When you think of a political anthem, this might come to mind. For decades people have been influenced by the song’s universal lyrics. Dylan helped younger generations voice their opinions to push social change all throughout the world. In the fourth verse Dylan sings: “Your old road is rapidly agin’ / Please get out of the new one / If you can’t lend your hand.” He was referring to the World War II generation, pointing out that their social norms were coming to a halt. Younger generations are not interested in the old regimes and are not afraid to create change.

“We the People….” by A Tribe Called Quest

The political rappers from New York hit the hard topics such as xenophobia, racism, misogyny and homophobia in their 2016 track “We the People….” Group member Q-Tip references the Preamble to the Constitution, a piece of history our Founding Fathers wrote in the hopes of leading us and giving us a pleasing outlook on humankind. The rap group has gathered all the communities Trump targeted during his presidential campaign in their lyrics: “All you Black folks, you must go / All you Mexicans, you must go / And all you poor folks, you must go / Muslims and gays, boy, we hate your ways / So all you bad folks, you must go.” The track is clearly anti-Trump and leaves you thinking about his bigoted agenda and the hateful remarks he has made all throughout his career.

“Land Of The Free” by The Killers

The band’s newest single is quite ironic because it depicts the depressing reality of living in America, especially if you are a person of color. The band is censuring Trump’s border proposal, racism and our government’s failure to take action on stricter gun laws. Brandon Flowers sings: “So how many daughters, tell me how many sons / Do we have to put in the ground / Before we just break down and face it / We’ve got a problem with guns?” In addition, writing from a white man’s perspective he states, “When I go out in my car, I don’t think twice / But if you’re the wrong color skin / You grow up looking over both your shoulders.” The band is trying to convey that if we are a country who is supposedly built on freedom, hopes and dreams, then our nation needs improvement. What we see in the news today does not look like liberty and independence.

“Mother’s Daughter” by Miley Cyrus

As everyone knows, the ex-Disney star is not afraid to speak her mind. “Mother’s Daughter” is a bold declaration tune supporting gender equality and protesting discrimination and sexual harassment. With Trump in office, the topic of abortion rights has been very hot.
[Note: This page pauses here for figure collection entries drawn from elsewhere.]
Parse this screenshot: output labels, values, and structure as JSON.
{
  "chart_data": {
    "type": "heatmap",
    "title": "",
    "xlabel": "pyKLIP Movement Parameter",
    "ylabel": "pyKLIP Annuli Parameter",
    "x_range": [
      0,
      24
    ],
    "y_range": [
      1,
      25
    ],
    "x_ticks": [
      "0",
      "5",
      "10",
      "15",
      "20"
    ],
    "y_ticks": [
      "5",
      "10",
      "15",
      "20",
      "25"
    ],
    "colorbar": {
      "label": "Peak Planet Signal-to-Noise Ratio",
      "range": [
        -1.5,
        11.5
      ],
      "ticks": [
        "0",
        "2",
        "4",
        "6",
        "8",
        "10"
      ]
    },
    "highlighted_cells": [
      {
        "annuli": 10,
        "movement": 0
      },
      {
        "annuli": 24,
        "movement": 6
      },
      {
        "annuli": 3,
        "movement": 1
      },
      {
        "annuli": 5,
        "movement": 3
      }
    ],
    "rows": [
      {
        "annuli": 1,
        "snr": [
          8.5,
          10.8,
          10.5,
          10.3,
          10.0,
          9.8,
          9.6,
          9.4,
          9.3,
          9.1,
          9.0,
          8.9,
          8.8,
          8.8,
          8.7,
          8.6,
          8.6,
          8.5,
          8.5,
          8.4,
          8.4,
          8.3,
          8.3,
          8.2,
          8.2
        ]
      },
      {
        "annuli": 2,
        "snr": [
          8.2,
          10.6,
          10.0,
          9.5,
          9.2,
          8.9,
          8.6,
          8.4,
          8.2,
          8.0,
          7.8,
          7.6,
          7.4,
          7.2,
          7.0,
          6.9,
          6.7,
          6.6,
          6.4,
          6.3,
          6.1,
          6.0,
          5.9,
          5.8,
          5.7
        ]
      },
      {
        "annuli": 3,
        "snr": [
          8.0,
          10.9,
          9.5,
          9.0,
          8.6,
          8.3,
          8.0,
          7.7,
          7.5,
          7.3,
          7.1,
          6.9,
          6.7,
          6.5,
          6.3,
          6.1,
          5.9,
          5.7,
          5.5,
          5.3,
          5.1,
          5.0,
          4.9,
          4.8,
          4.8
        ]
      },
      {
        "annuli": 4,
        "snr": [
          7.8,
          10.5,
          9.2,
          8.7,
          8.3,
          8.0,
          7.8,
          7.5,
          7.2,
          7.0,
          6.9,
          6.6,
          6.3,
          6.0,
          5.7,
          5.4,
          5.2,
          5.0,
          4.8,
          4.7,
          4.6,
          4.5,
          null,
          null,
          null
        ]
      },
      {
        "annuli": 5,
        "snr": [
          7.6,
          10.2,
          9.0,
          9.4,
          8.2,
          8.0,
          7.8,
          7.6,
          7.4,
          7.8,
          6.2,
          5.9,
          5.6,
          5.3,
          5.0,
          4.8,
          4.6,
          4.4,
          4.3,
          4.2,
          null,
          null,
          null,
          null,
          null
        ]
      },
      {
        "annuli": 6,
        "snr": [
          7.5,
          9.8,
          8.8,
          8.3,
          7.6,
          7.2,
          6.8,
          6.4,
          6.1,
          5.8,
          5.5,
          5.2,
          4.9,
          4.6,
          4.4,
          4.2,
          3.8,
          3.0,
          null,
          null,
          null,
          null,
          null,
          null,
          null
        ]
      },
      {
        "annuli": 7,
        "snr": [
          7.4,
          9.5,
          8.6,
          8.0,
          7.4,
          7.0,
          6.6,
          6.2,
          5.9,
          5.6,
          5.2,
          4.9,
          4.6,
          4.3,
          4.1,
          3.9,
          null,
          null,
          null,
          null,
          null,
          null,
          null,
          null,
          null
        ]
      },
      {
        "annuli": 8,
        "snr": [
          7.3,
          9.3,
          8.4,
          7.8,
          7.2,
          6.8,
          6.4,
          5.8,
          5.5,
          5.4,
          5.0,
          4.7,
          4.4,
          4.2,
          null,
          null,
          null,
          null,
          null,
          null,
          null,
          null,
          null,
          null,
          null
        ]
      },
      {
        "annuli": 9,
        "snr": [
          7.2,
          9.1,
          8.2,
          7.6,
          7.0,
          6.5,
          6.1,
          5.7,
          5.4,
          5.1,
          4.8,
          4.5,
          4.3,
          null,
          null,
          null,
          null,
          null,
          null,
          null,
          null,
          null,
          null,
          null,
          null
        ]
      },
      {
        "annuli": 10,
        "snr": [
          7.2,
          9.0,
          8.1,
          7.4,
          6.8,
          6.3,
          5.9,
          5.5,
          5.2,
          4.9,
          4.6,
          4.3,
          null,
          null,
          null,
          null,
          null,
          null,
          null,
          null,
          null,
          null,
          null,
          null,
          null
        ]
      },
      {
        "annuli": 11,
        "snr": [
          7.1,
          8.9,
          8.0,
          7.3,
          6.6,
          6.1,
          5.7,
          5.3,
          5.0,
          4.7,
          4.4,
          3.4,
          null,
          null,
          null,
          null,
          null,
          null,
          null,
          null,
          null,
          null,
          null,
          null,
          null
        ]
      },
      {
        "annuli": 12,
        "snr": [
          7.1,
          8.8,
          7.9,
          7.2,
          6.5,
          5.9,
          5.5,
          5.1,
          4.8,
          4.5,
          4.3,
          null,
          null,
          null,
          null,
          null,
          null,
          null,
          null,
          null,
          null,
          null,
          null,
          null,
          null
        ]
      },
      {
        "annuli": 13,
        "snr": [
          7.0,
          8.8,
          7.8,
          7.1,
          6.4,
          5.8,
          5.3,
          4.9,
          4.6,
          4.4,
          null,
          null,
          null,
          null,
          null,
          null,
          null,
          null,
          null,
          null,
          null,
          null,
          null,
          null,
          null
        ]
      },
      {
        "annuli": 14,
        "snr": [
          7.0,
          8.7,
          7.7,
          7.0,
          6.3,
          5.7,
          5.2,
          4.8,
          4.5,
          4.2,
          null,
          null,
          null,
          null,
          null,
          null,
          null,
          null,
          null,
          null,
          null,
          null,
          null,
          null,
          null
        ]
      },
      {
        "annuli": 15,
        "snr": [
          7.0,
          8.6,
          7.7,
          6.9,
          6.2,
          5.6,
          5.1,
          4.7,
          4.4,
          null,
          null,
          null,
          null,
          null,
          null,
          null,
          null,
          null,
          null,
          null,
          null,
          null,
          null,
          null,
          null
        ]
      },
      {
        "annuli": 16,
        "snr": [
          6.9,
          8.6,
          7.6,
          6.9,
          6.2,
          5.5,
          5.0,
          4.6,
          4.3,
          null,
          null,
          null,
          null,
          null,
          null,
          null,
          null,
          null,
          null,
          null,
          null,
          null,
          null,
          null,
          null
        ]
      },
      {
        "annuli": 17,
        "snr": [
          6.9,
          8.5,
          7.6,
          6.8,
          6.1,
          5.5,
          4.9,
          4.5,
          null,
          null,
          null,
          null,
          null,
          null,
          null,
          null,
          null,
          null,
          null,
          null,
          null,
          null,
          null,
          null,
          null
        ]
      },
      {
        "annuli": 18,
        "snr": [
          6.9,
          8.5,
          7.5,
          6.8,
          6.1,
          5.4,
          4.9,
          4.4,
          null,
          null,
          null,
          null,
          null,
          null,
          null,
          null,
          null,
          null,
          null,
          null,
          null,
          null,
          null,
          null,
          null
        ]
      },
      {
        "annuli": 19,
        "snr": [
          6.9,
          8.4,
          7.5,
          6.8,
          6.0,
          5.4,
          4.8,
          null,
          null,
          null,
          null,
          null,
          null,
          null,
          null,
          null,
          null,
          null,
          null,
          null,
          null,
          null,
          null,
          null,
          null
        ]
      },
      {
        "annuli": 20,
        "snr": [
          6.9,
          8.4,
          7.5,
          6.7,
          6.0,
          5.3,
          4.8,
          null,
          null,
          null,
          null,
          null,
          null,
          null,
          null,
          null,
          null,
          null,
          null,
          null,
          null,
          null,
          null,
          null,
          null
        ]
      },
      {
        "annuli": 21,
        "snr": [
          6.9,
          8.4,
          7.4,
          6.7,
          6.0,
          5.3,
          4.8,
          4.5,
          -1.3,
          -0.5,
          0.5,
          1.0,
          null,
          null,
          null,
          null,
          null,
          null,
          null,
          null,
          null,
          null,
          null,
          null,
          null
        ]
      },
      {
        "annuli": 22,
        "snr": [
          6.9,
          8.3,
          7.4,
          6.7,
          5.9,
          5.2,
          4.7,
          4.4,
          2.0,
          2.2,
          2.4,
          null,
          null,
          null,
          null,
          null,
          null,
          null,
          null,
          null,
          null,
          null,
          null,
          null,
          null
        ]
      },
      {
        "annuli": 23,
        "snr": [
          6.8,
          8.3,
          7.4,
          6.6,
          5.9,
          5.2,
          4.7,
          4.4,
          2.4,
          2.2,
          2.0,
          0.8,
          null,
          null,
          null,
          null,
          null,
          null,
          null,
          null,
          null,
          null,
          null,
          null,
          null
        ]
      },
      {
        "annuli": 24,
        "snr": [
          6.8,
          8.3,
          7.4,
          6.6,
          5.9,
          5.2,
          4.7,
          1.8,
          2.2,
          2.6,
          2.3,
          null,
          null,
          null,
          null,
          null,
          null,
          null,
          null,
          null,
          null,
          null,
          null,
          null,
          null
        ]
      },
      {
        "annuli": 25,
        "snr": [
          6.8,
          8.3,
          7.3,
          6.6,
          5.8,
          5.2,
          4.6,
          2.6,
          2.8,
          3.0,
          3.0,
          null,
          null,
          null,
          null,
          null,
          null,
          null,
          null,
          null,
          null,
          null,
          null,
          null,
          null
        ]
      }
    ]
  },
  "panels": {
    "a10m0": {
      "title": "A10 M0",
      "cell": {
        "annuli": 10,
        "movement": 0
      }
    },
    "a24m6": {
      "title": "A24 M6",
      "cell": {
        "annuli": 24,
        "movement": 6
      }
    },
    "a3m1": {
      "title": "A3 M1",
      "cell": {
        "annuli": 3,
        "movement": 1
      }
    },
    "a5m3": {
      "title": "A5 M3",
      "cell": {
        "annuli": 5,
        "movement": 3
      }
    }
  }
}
Ever since Alabama passed a law that states a woman can receive up to 99 years of jail time if she decides to get an abortion at any stage of pregnancy, there has been major outrage and a push to fight for women’s rights. Politicians, especially male politicians, have no right to dictate what women decide to do with their bodies. The main theme of Cyrus’s new single is that anyone that identifies as female has the right to own their body. The female body is not just for the male gaze.